= Constraint graph =

In constraint satisfaction research in artificial intelligence and operations research, constraint graphs and hypergraphs are used to represent relations among constraints in a constraint satisfaction problem. A constraint graph is a special case of a factor graph, which allows for the existence of free variables.

==Constraint hypergraph==
The constraint hypergraph of a constraint satisfaction problem is a hypergraph in which the vertices correspond to the variables, and the hyperedges correspond to the constraints. A set of vertices forms a hyperedge if the corresponding variables are those occurring in some constraint.

A simple way to represent the constraint hypergraph is by using a classical graph with the following properties:
1. Vertices correspond either to variables or to constraints,
2. an edge can only connect a variable-vertex to a constraint-vertex, and
3. there is an edge between a variable-vertex and a constraint-vertex if and only if the corresponding variable occurs in the corresponding constraint.

Properties 1 and 2 define a bipartite graph.

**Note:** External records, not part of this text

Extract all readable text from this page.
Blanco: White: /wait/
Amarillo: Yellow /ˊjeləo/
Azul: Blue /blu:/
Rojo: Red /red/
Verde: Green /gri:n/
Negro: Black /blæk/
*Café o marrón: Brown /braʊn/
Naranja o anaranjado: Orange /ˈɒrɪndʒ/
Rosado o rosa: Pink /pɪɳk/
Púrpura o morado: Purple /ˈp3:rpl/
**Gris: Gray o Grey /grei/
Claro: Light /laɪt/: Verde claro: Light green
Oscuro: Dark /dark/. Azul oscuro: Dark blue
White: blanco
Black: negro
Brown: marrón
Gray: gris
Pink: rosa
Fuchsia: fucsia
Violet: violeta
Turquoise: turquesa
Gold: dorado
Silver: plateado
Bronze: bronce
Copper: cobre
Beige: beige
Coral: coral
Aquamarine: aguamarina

The hypergraph is recovered by defining the vertices as the variable-vertices and the hyperedges as the sets of variable-vertices connected to each constraint-vertex.

==Primal constraint graph==
The primal constraint graph or simply primal graph (also the Gaifman graph) of a constraint satisfaction problem is the graph whose nodes are the variables of the problem and an edge joins a pair of variables if the two variables occur together in a constraint.

The primal constraint graph is in fact the primal graph of the constraint hypergraph.

==Dual constraint graph==

The set of variables involved in a constraint is called the constraint scope.
The dual constraint graph is the graph in which the vertices are all constraint scopes involved in the constraints of the problem, and two vertices are connected by an edge if the corresponding scopes have common variables.